How to weigh yourself then take your bathroom scales to a remote forest and bury them where they will never be found
STEPPED on the bathroom scales, then managed to glimpse their evil numbers over your gut? Here’s what to do next:
Step one: pick up the scales and wrap them in a towel
The horrendous numbers you saw on the scale must be hidden. So, like when the kids threw Jumanji in the river, wrap them so you can no longer see them, and more importantly, they cannot see you. Making them harder to identify slows the curse being passed to someone else.
Step two: begin a month long hike into the darkest forest you can find
Find an area of deep forest; Germany is good. Take the most complicated path you can find. Go in circles, through rivers, underground. If possible, abseil. All these movements will disorientate the scales so they cannot find their way home. Go so far into the forest you’re in Narnia. That is where we bury our scales.
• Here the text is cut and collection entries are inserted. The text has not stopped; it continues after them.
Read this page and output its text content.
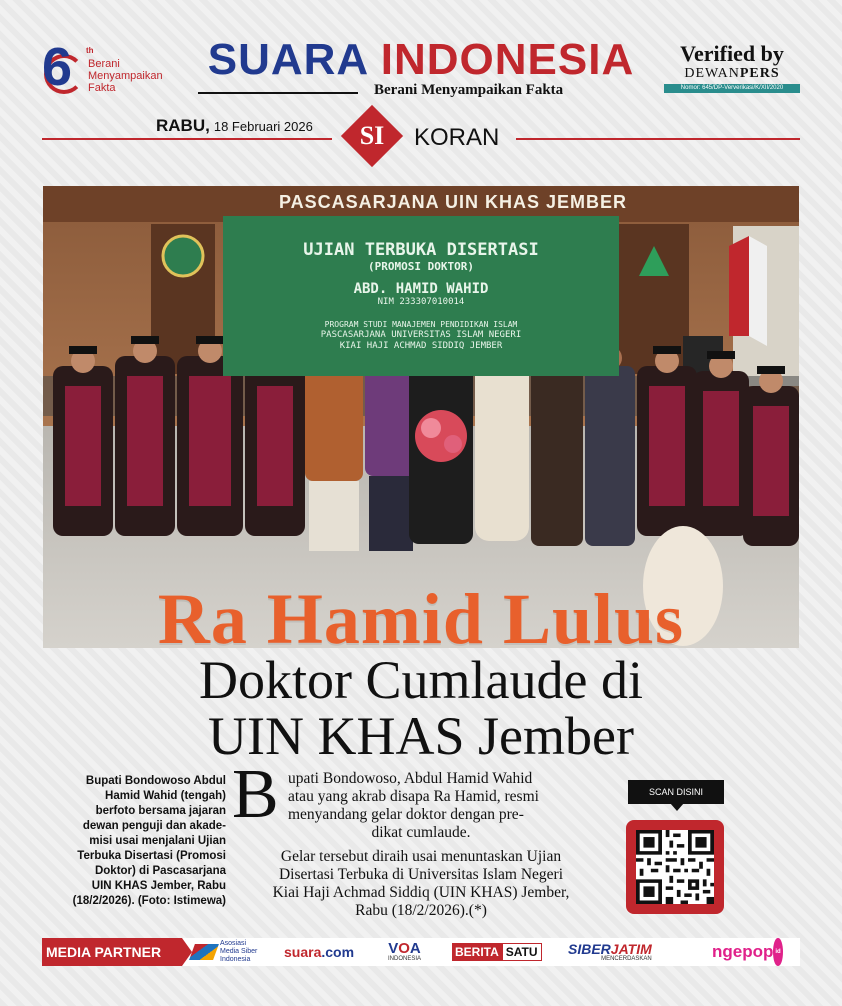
6 th
Berani
Menyampaikan
Fakta
SUARA INDONESIA
Berani Menyampaikan Fakta
Verified by
DEWANPERS
Nomor: 645/DP-Ververikasi/K/XII/2020
RABU, 18 Februari 2026	SI	KORAN
PASCASARJANA UIN KHAS JEMBER
UJIAN TERBUKA DISERTASI
(PROMOSI DOKTOR)
ABD. HAMID WAHID
NIM 233307010014
PROGRAM STUDI MANAJEMEN PENDIDIKAN ISLAM
PASCASARJANA UNIVERSITAS ISLAM NEGERI
KIAI HAJI ACHMAD SIDDIQ JEMBER
Ra Hamid Lulus
Doktor Cumlaude di
UIN KHAS Jember
Bupati Bondowoso Abdul
Hamid Wahid (tengah)
berfoto bersama jajaran
dewan penguji dan akade-
misi usai menjalani Ujian
Terbuka Disertasi (Promosi
Doktor) di Pascasarjana
UIN KHAS Jember, Rabu
(18/2/2026). (Foto: Istimewa)
B upati Bondowoso, Abdul Hamid Wahid
atau yang akrab disapa Ra Hamid, resmi
menyandang gelar doktor dengan pre-
dikat cumlaude.
Gelar tersebut diraih usai menuntaskan Ujian
Disertasi Terbuka di Universitas Islam Negeri
Kiai Haji Achmad Siddiq (UIN KHAS) Jember,
Rabu (18/2/2026).(*)
SCAN DISINI
MEDIA PARTNER
Asosiasi
Media Siber
Indonesia	suara .com VOA
INDONESIA	BERITA SATU SIBERJATIM
MENCERDASKAN	nge pop id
Step three: dig a hole so deep you can see the mantle of the earth
Use everything and anything at your disposal to dig, dig, dig. Use your hands if you must, a shovel, your face, a JCB backhoe loader, whatever you have. When you see molten rock, drop the scales. Watch them melt. Let that slow smile of satisfaction spread across your face, your quest finally over.
Step four: burn everything you own
Burn your clothes, your possessions, your car, and anything else that might have been tainted by the scales’s lies. Scrub yourself until your skin is raw, then douse yourself in disinfectant. Lie down in your empty home, free of the burden at last. Then hear an ominous beep from the bathroom and realise the scales are in there.